Canadians in the US and UK

Besides the Lombardos, many Canadian musicians had careers in the USA during the dance band era. Among them were Billy Bissett (who led bands 1940-53 in Chicago, using the name Billy Bishop after 1942); the Bob-O-Links, a Toronto vocal group (Babs Babineau, George Dean, Jack Duffy, Ron Martin, and Babs Masters) which travelled in 1948 with the Tommy Dorsey Orchestra (Duffy, b Montreal 27 Sep 1926, d Toronto 19 May 2008 continued as a soloist with Dorsey until 1950); Fred Culley, concertmaster, assistant conductor, and finally music director with Fred Waring's Pennsylvanians for some 40 years, and his brother George, a trumpeter with the same orchestra for some 25 years; the Large brothers, Freddie (leader and saxophonist), Jerry, and Ken, of Niagara Falls, Ont, whose orchestra was taken over in the USA by Jan Garber in the early 1930s and became one of the most popular 'sweet' bands of that decade; Will Osborne (b Oliphant),a singer who imitated Rudy Vallee and led a popular orchestra in New York during the 1930s; and such other singers as Phyllis Marshall and Dick Todd.

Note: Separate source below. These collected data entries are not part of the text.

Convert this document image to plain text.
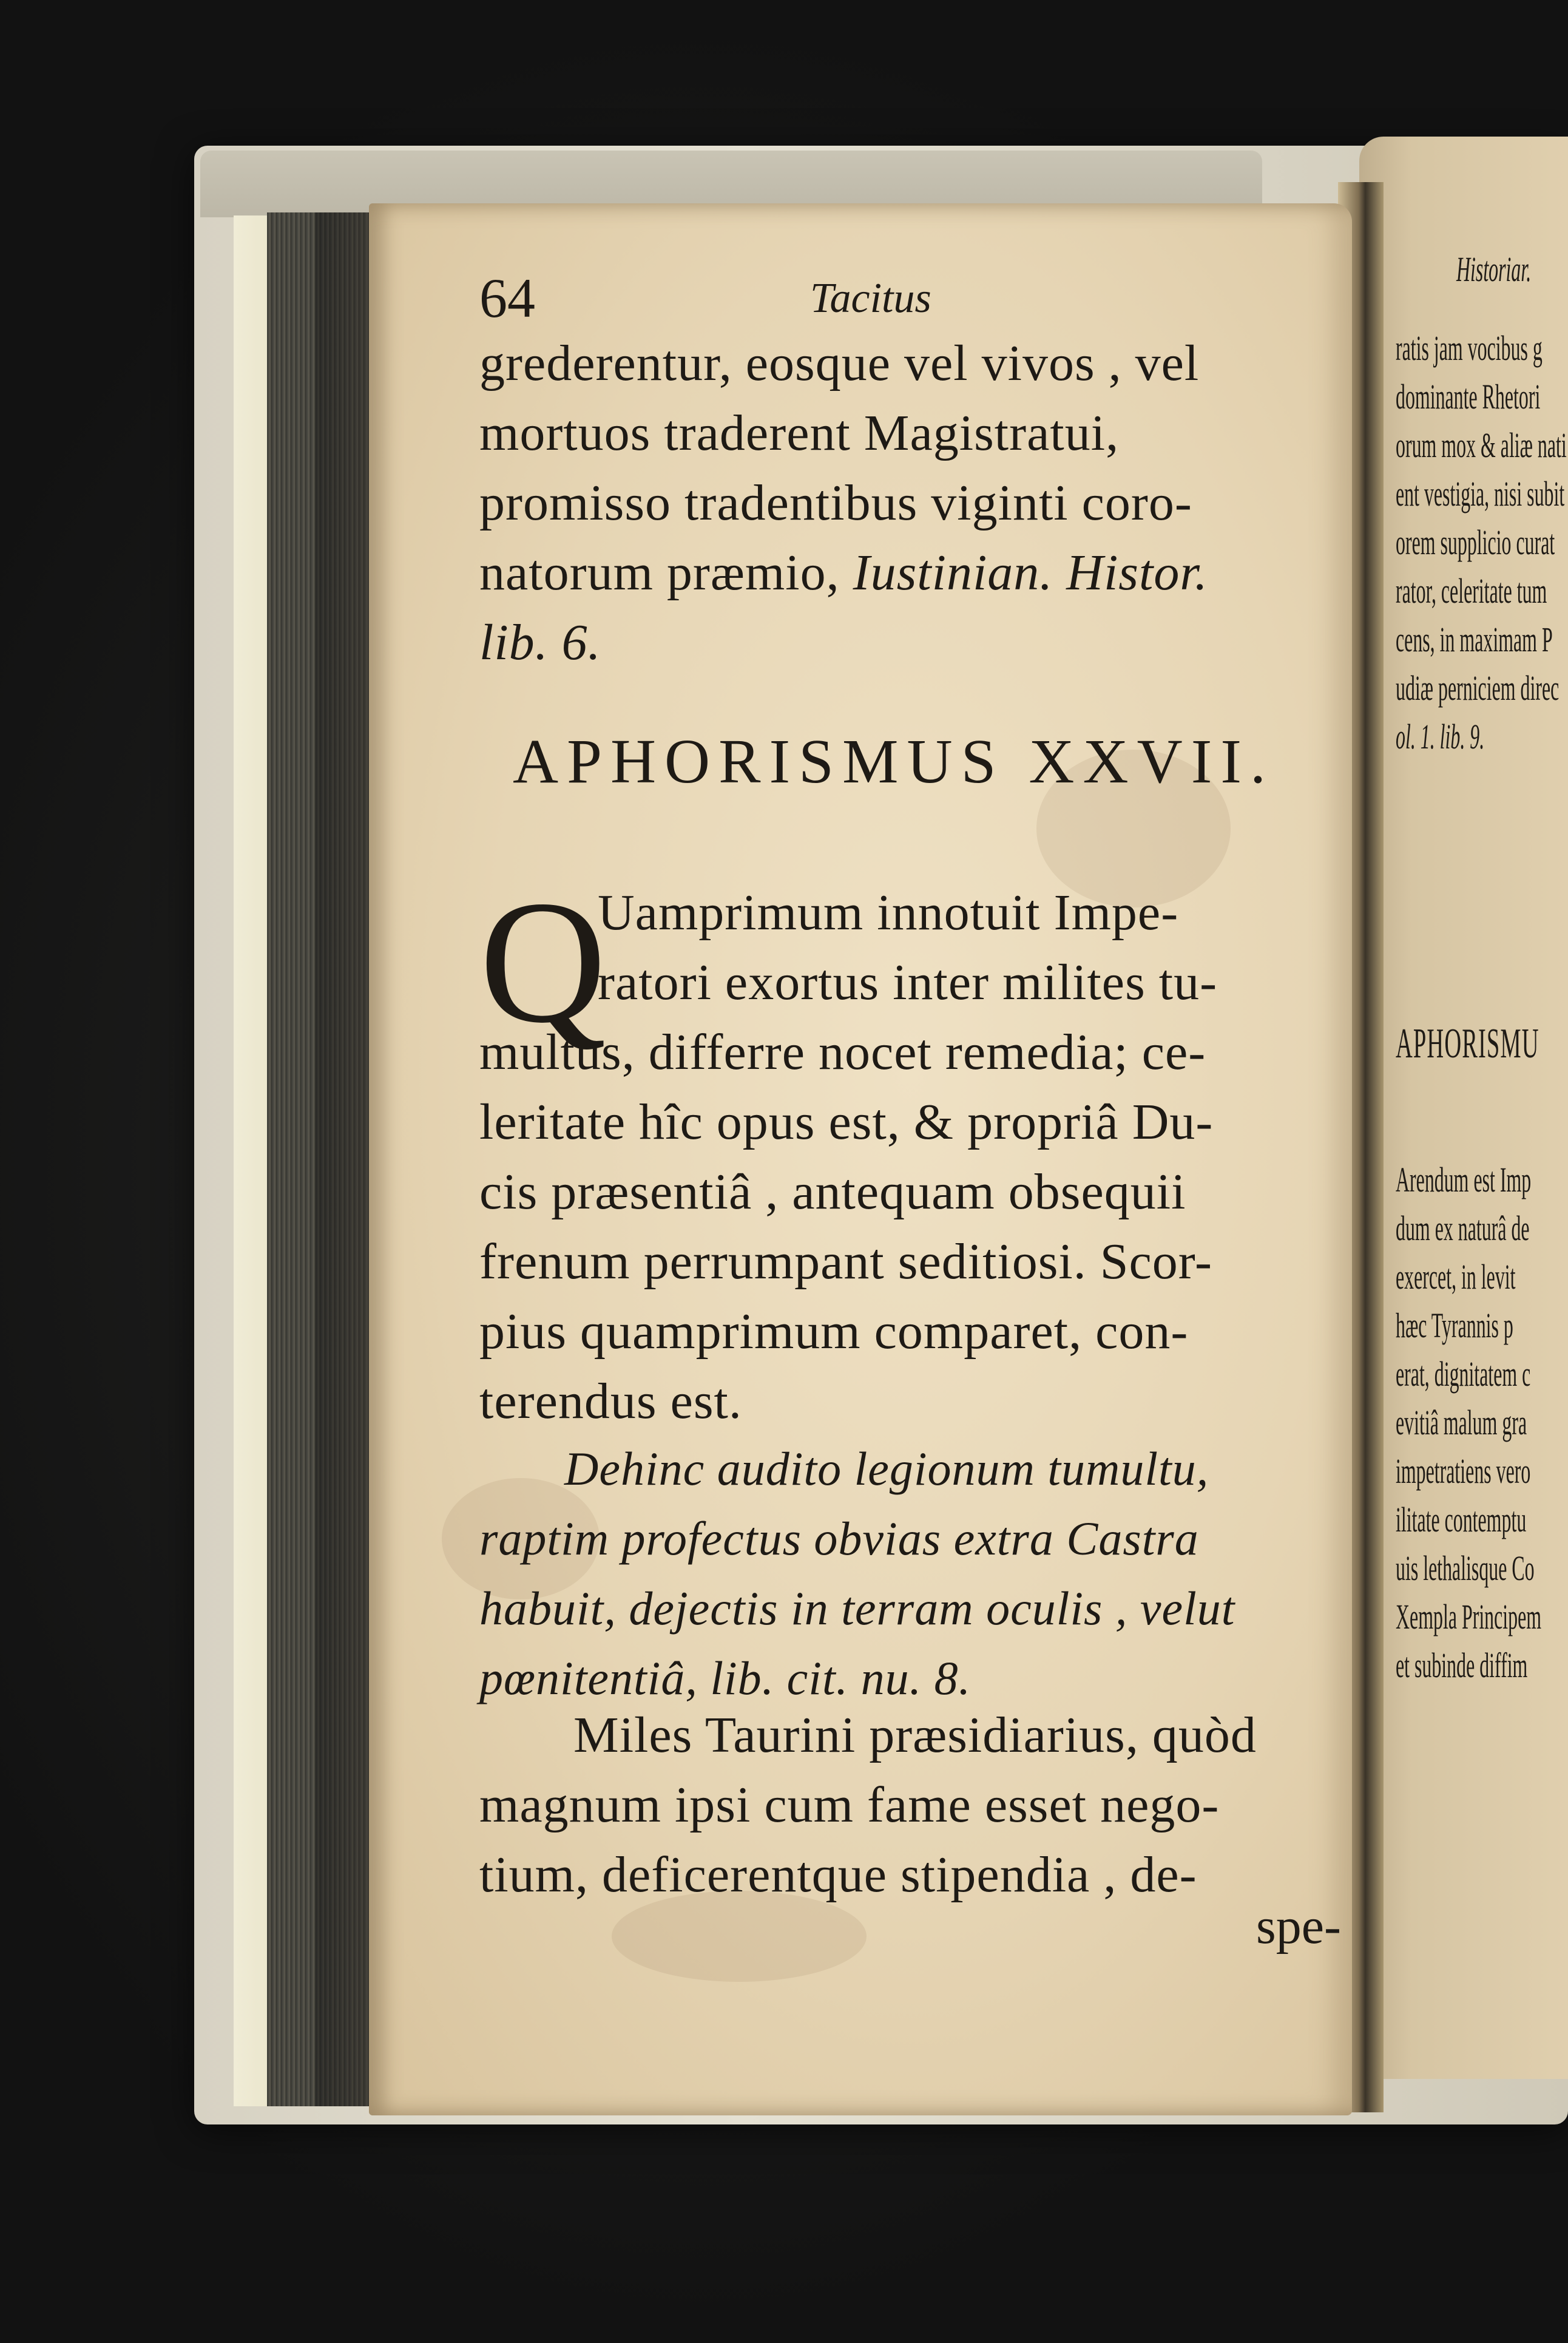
64	Tacitus
grederentur, eosque vel vivos , vel
mortuos traderent Magistratui,
promisso tradentibus viginti coro-
natorum præmio, Iustinian. Histor.
lib. 6.
APHORISMUS XXVII.
Q
Uamprimum innotuit Impe-
ratori exortus inter milites tu-
multus, differre nocet remedia; ce-
leritate hîc opus est, & propriâ Du-
cis præsentiâ , antequam obsequii
frenum perrumpant seditiosi. Scor-
pius quamprimum comparet, con-
terendus est.
Dehinc audito legionum tumultu,
raptim profectus obvias extra Castra
habuit, dejectis in terram oculis , velut
pœnitentiâ, lib. cit. nu. 8.
Miles Taurini præsidiarius, quòd
magnum ipsi cum fame esset nego-
tium, deficerentque stipendia , de-
spe-
Historiar.
ratis jam vocibus g
dominante Rhetori
orum mox & aliæ nati
ent vestigia, nisi subit
orem supplicio curat
rator, celeritate tum
cens, in maximam P
udiæ perniciem direc
ol. 1. lib. 9.
APHORISMU
Arendum est Imp
dum ex naturâ de
exercet, in levit
hæc Tyrannis p
erat, dignitatem c
evitiâ malum gra
impetratiens vero
ilitate contemptu
uis lethalisque Co
Xempla Principem
et subinde diffim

The Toronto origin of the celebrated Casa Loma Orchestra has been the subject of some confusion in dance band histories. The band, originally from Detroit, did in fact play at Toronto's Casa Loma (a disputed point) under another name and at the time (1927-8) included several Toronto musicians. The US musicians who made up the core took the name Casa Loma Orchestra when they reassembled in New York in 1929. Two Canadians (the pianist Joe Hall and the drummer Tony Briglia, both of London, Ont) were members of this new orchestra, and Murray McEachern was a featured soloist 1938-41.

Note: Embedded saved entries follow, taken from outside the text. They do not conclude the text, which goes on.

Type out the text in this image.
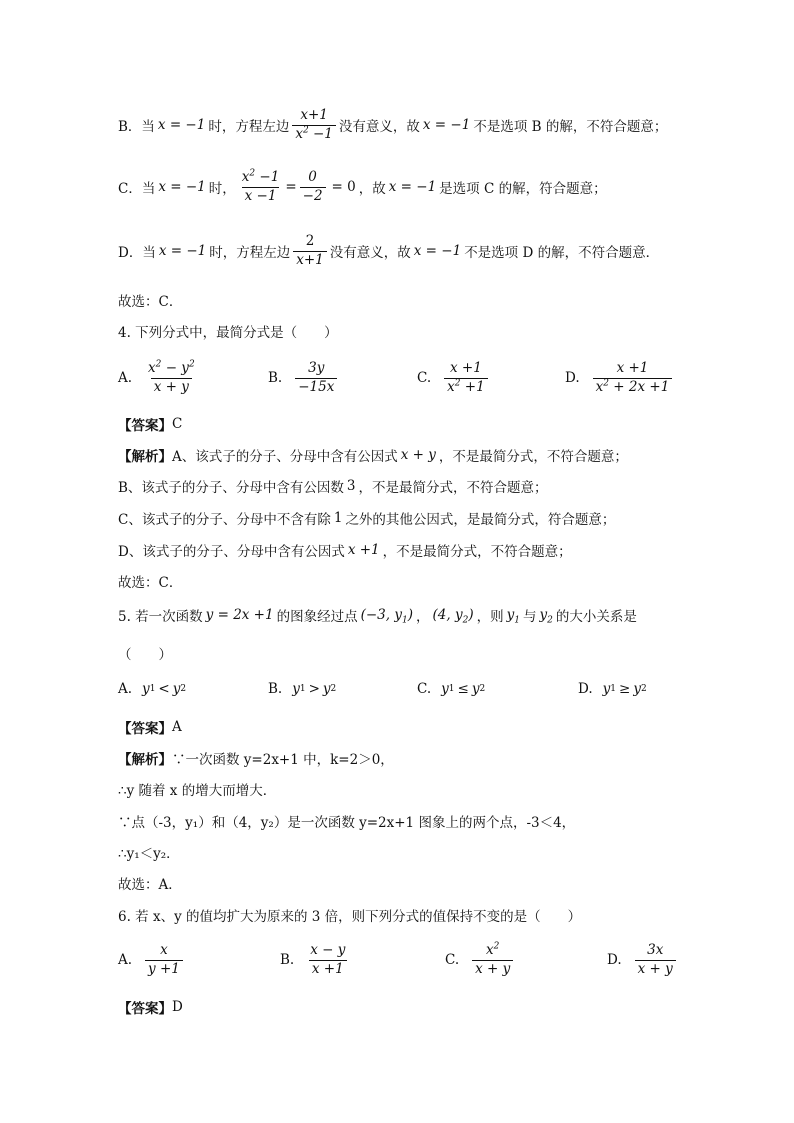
B．当 x = −1 时，方程左边 $\frac{x+1}{x^2 -1}$ 没有意义，故 x = −1 不是选项 B 的解，不符合题意；
C．当 x = −1 时， $\frac{x^2 -1}{x -1} = \frac{0}{-2} = 0$ ，故 x = −1 是选项 C 的解，符合题意；
D．当 x = −1 时，方程左边 $\frac{2}{x+1}$ 没有意义，故 x = −1 不是选项 D 的解，不符合题意．
故选：C．
4. 下列分式中，最简分式是（　　）
A. $\frac{x^2 - y^2}{x + y}$	B. $\frac{3y}{-15x}$	C. $\frac{x +1}{x^2 +1}$	D. $\frac{x +1}{x^2 + 2x +1}$
【答案】 C
【解析】 A、该式子的分子、分母中含有公因式 x + y ，不是最简分式，不符合题意；
B、该式子的分子、分母中含有公因数 3 ，不是最简分式，不符合题意；
C、该式子的分子、分母中不含有除 1 之外的其他公因式，是最简分式，符合题意；
D、该式子的分子、分母中含有公因式 x +1 ，不是最简分式，不符合题意；
故选：C．
5. 若一次函数 y = 2x +1 的图象经过点 (−3, $y_1$) ， (4, $y_2$) ，则 $y_1$ 与 $y_2$ 的大小关系是
（　　）
A. y 1 < y 2	B. y 1 > y 2	C. y 1 ≤ y 2	D. y 1 ≥ y 2
【答案】 A
【解析】 ∵一次函数 y=2x+1 中，k=2＞0，
∴y 随着 x 的增大而增大．
∵点（-3，y₁）和（4，y₂）是一次函数 y=2x+1 图象上的两个点，-3＜4，
∴y₁＜y₂．
故选：A．
6. 若 x、y 的值均扩大为原来的 3 倍，则下列分式的值保持不变的是（　　）
A. $\frac{x}{y +1}$	B. $\frac{x - y}{x +1}$	C. $\frac{x^2}{x + y}$	D. $\frac{3x}{x + y}$
【答案】 D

Other Canadian musicians had careers in England - those in New Princes' Toronto Band (see Les Allen), as well as the singers Allen, Paul Carpenter (b Charpentier), and Denny Vaughan, and the instrumentalists Johnny Burt, Art Christmas (saxophone), Max Goldberg (trumpet), and Alfie Noakes. Billy Bissett led his Canadian band at the Savoy Hotel, the Mayfair, the Café de Paris in London, and also recorded for HMV and appeared in movies, in the late 1930s. The Trump Davidson band of 1938 was taken over by the English bandleader Ray Noble for a British tour, and several Toronto musicians (including the pianist Dave Bowman, Murray McEachern, the guitarist Danny Perri, and the trumpeter Jimmy Reynolds) worked for the English bandleader Jack Hylton during his years in the USA. The popular 15-piece RCAF Streamliners dance orchestra was posted to the UK in 1944, where it made frequent broadcasts and played at London's Queensbury Club.